What is the difference between a rabbi and a Rebbe?Rabbi-Schneerson.jpg

There are many answers, here is one:

A rabbi answers questions, a Rebbe answers people. A rabbi hears what you say with your mouth, a Rebbe hears what you are saying with your soul.

I'll explain. A teenage boy once asked the Rebbe, "Do we believe in reincarnation?" The Rebbe's answer was short and cryptic: "Yes we do believe in reincarnation. But don't wait until then."

Seems a puzzling response. The boy asked a simple question, which could be answered with a yes or no. What did the Rebbe mean by "don't wait until then"?

The Rebbe was responding to something more than the technical question. The Rebbe knew how to answer the person, not the question. Most of us respond to a question posed to us. The Rebbe would respond to the person behind the question.

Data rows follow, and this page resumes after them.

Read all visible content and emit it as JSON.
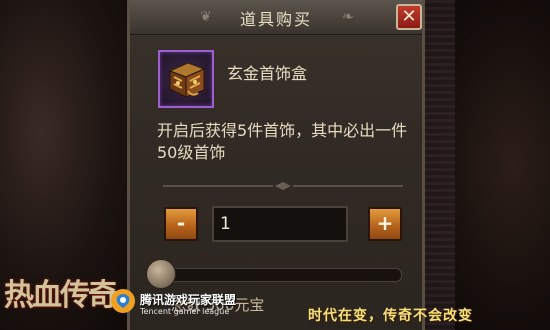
{
  "dialog": {
    "title": "道具购买",
    "close_label": "✕"
  },
  "item": {
    "name": "玄金首饰盒",
    "icon": "jewelry-box-icon",
    "rarity_color": "#9b5fd0",
    "description": "开启后获得5件首饰，其中必出一件50级首饰"
  },
  "quantity": {
    "minus_label": "-",
    "plus_label": "+",
    "value": "1",
    "slider_fraction": 0.0
  },
  "total": {
    "text": "总数    500元宝"
  },
  "watermark": {
    "game_logo": "热血传奇",
    "tencent_cn": "腾讯游戏玩家联盟",
    "tencent_en": "Tencent gamer league",
    "slogan": "时代在变，传奇不会改变"
  },
  "colors": {
    "button_orange": "#c9782a",
    "close_red": "#b02e22",
    "text_light": "#e6dac2",
    "slogan_yellow": "#f6e07a"
  }
}
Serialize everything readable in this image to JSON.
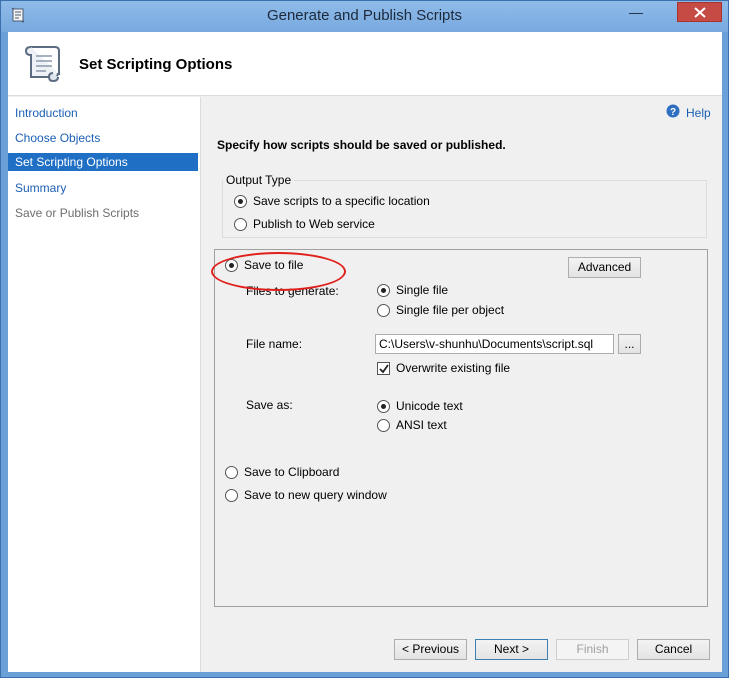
{
  "window": {
    "title": "Generate and Publish Scripts",
    "minimize_glyph": "—",
    "close_icon": "close-icon"
  },
  "header": {
    "title": "Set Scripting Options",
    "icon": "scroll-icon"
  },
  "nav": {
    "items": [
      {
        "label": "Introduction",
        "state": "link"
      },
      {
        "label": "Choose Objects",
        "state": "link"
      },
      {
        "label": "Set Scripting Options",
        "state": "active"
      },
      {
        "label": "Summary",
        "state": "link"
      },
      {
        "label": "Save or Publish Scripts",
        "state": "disabled"
      }
    ]
  },
  "help": {
    "label": "Help",
    "icon": "help-icon"
  },
  "content": {
    "instruction": "Specify how scripts should be saved or published."
  },
  "output_type": {
    "legend": "Output Type",
    "options": [
      {
        "label": "Save scripts to a specific location",
        "selected": true
      },
      {
        "label": "Publish to Web service",
        "selected": false
      }
    ]
  },
  "save_panel": {
    "save_to_file": {
      "label": "Save to file",
      "selected": true
    },
    "advanced_label": "Advanced",
    "files_to_generate": {
      "label": "Files to generate:",
      "options": [
        {
          "label": "Single file",
          "selected": true
        },
        {
          "label": "Single file per object",
          "selected": false
        }
      ]
    },
    "file_name": {
      "label": "File name:",
      "value": "C:\\Users\\v-shunhu\\Documents\\script.sql",
      "browse_label": "..."
    },
    "overwrite": {
      "label": "Overwrite existing file",
      "checked": true
    },
    "save_as": {
      "label": "Save as:",
      "options": [
        {
          "label": "Unicode text",
          "selected": true
        },
        {
          "label": "ANSI text",
          "selected": false
        }
      ]
    },
    "save_to_clipboard": {
      "label": "Save to Clipboard",
      "selected": false
    },
    "save_to_query_window": {
      "label": "Save to new query window",
      "selected": false
    }
  },
  "footer": {
    "previous_label": "< Previous",
    "next_label": "Next >",
    "finish_label": "Finish",
    "cancel_label": "Cancel"
  },
  "colors": {
    "annotation": "#e0201b",
    "nav_active": "#1f6fc5",
    "link": "#1c5fb4"
  }
}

When this boy asked about reincarnation, he was not asking about the abstract theological concept. He wanted to know if this lifetime is all there is, or if there is more. The possibility of reincarnation changes the way we look at life. We were here before, and so some of the events that happen to us now may be leftovers from a previous life. And we may live again, which means that we get another chance to complete unfinished business from this lifetime in the next.

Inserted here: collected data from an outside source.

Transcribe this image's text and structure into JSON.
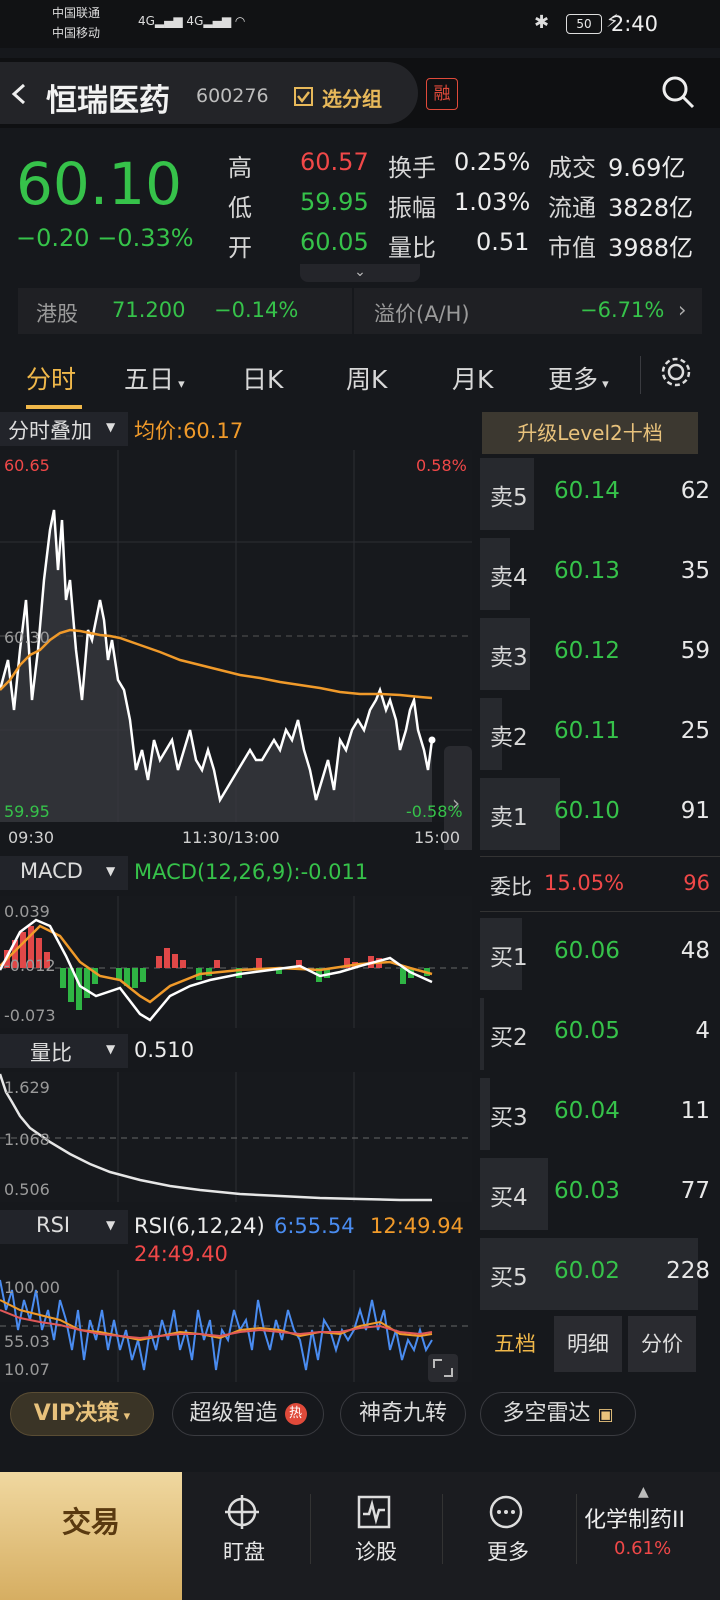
{
  "status_bar": {
    "carrier1": "中国联通",
    "carrier2": "中国移动",
    "battery": "50",
    "time": "2:40"
  },
  "header": {
    "name": "恒瑞医药",
    "code": "600276",
    "group_label": "选分组",
    "margin_badge": "融"
  },
  "quote": {
    "price": "60.10",
    "change": "−0.20",
    "change_pct": "−0.33%",
    "rows": [
      {
        "l1": "高",
        "v1": "60.57",
        "l2": "换手",
        "v2": "0.25%",
        "l3": "成交",
        "v3": "9.69亿"
      },
      {
        "l1": "低",
        "v1": "59.95",
        "l2": "振幅",
        "v2": "1.03%",
        "l3": "流通",
        "v3": "3828亿"
      },
      {
        "l1": "开",
        "v1": "60.05",
        "l2": "量比",
        "v2": "0.51",
        "l3": "市值",
        "v3": "3988亿"
      }
    ],
    "colors": {
      "up": "#f04848",
      "down": "#36c24a"
    }
  },
  "hk": {
    "label": "港股",
    "price": "71.200",
    "pct": "−0.14%",
    "premium_label": "溢价(A/H)",
    "premium": "−6.71%"
  },
  "tabs": [
    "分时",
    "五日",
    "日K",
    "周K",
    "月K",
    "更多"
  ],
  "chart": {
    "overlay_label": "分时叠加",
    "avg_label": "均价:60.17",
    "y_high": "60.65",
    "y_mid": "60.30",
    "y_low": "59.95",
    "pct_high": "0.58%",
    "pct_low": "-0.58%",
    "t_start": "09:30",
    "t_mid": "11:30/13:00",
    "t_end": "15:00",
    "macd_label": "MACD",
    "macd_value": "MACD(12,26,9):-0.011",
    "macd_top": "0.039",
    "macd_mid": "-0.012",
    "macd_low": "-0.073",
    "lb_label": "量比",
    "lb_value": "0.510",
    "lb_top": "1.629",
    "lb_mid": "1.068",
    "lb_low": "0.506",
    "rsi_label": "RSI",
    "rsi_title": "RSI(6,12,24)",
    "rsi6": "6:55.54",
    "rsi12": "12:49.94",
    "rsi24": "24:49.40",
    "rsi_top": "100.00",
    "rsi_mid": "55.03",
    "rsi_low": "10.07"
  },
  "book": {
    "level2_label": "升级Level2十档",
    "sells": [
      {
        "label": "卖5",
        "price": "60.14",
        "vol": "62"
      },
      {
        "label": "卖4",
        "price": "60.13",
        "vol": "35"
      },
      {
        "label": "卖3",
        "price": "60.12",
        "vol": "59"
      },
      {
        "label": "卖2",
        "price": "60.11",
        "vol": "25"
      },
      {
        "label": "卖1",
        "price": "60.10",
        "vol": "91"
      }
    ],
    "ratio_label": "委比",
    "ratio_pct": "15.05%",
    "ratio_vol": "96",
    "buys": [
      {
        "label": "买1",
        "price": "60.06",
        "vol": "48"
      },
      {
        "label": "买2",
        "price": "60.05",
        "vol": "4"
      },
      {
        "label": "买3",
        "price": "60.04",
        "vol": "11"
      },
      {
        "label": "买4",
        "price": "60.03",
        "vol": "77"
      },
      {
        "label": "买5",
        "price": "60.02",
        "vol": "228"
      }
    ],
    "tabs": [
      "五档",
      "明细",
      "分价"
    ]
  },
  "features": [
    "VIP决策",
    "超级智造",
    "神奇九转",
    "多空雷达"
  ],
  "hot_badge": "热",
  "bottom_nav": {
    "trade": "交易",
    "items": [
      "盯盘",
      "诊股",
      "更多"
    ],
    "sector": "化学制药II",
    "sector_pct": "0.61%"
  }
}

This is what the Rebbe was warning the young boy. Reincarnation doesn't mean procrastination. Don't use it as an excuse to put off to your next life what you need to achieve in this life.

This is the power of a Rebbe. A regular rabbi, when asked such a question, would start quoting mystical sources and explaining complex doctrines. But the Rebbe, in this brief exchange with a teenage boy, taught a practical and comprehensive worldview.

We may have had past lives, and we may have future lives, but don't wait until then. Do the mitzvah today. Do it now.